On redécouvrait Virginie Efira dans un rôle révélateur pour sa carrière, en avocate pénaliste, débordée, mère de famille monoparentale au bord de la crise de nerf. Incarnant avec brio le contre-exemple de la conciliation travail / famille / vie sexuelle. Le cauchemar démarre au mariage d'un ami auquel elle est invitée et qui tourne mal. Vincent (Melvil Poupaud) est accusé par sa fiancée de l'avoir poignardée à la fin de la soirée et demande à Victoria de le défendre. Seul témoin de cette scène dont personne ne se souvient, le chien de la victime. Victoria accepte à contrecoeur de défendre son ami. Et c'est au milieu de ce chaos qu'apparaît Vincent Lacoste, post-ado lunaire (rôle qu'il incarne si bien), ancien client que Victoria a sorti de prison alors qu'il dealait.
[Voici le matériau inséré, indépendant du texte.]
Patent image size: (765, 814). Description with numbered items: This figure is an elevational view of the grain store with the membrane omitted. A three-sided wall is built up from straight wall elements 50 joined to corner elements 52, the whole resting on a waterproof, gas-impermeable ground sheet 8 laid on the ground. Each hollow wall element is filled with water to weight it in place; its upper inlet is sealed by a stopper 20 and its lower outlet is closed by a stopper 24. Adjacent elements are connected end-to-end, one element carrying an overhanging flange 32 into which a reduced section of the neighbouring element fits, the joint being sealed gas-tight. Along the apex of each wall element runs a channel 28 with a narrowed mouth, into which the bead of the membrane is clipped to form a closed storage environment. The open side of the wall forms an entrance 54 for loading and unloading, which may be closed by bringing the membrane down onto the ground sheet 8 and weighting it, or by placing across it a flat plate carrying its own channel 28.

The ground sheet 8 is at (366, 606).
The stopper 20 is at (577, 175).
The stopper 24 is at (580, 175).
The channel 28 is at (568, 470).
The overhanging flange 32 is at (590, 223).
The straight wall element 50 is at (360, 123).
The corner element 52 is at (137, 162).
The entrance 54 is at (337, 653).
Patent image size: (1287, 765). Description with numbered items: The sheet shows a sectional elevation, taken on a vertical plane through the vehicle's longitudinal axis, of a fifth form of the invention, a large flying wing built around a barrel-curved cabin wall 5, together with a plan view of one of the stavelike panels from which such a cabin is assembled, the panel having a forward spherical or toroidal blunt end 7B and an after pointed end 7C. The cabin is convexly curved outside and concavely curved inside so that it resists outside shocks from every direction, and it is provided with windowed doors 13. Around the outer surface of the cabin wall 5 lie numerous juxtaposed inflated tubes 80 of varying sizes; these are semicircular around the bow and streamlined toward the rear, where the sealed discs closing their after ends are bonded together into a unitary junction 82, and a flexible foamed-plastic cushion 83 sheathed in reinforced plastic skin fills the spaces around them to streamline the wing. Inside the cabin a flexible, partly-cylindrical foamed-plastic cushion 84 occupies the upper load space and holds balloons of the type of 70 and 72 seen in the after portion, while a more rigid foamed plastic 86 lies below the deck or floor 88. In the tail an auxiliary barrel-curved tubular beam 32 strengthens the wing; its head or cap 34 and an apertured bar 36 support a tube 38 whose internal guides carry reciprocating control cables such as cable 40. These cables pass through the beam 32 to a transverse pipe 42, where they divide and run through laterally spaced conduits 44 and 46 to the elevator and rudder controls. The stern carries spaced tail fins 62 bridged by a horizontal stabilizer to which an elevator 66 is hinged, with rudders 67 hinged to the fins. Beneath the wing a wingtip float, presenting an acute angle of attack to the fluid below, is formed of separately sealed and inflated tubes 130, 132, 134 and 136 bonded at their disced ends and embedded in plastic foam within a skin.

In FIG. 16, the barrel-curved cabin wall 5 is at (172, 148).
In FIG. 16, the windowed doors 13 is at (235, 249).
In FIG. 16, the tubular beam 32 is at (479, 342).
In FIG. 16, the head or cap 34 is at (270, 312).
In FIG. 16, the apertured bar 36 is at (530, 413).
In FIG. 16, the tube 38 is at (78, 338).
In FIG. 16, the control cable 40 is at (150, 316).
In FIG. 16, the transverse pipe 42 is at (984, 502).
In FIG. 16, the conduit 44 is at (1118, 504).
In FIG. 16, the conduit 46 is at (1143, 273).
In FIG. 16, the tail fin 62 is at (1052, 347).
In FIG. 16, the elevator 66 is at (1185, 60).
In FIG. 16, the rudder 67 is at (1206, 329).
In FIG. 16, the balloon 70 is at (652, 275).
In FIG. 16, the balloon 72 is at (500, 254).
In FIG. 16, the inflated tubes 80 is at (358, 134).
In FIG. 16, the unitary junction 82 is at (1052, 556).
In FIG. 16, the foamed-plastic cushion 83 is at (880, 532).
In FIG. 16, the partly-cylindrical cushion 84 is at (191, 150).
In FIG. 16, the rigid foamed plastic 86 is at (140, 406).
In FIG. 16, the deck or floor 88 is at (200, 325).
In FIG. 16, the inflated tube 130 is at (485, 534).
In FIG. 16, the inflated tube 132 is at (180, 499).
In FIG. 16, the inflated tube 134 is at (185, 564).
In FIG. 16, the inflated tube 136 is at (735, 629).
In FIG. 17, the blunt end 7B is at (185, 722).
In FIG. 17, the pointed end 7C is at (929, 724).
Il deviendra même son baby-sitter et plus si affinités...En boulimique de la vie, Victoria multiplie les partenaires sexuels sur Internet, essaie par tous les biais de surmonter son angoisse existentielle, psy et voyante à sa rescousse. 
Dans ce deuxième long-métrage de la réalisatrice Justine Tiret, tout est drôle, vivifiant et terriblement triste à la fois. Virginie Efira resplendit en embourbée de la vie qui tente de refaire surface mais replonge davantage. L'apogée de ce film absurdo-burlesque est jubilatoire : une plaidoirie qui convoque un chien à la barre ! À voir...         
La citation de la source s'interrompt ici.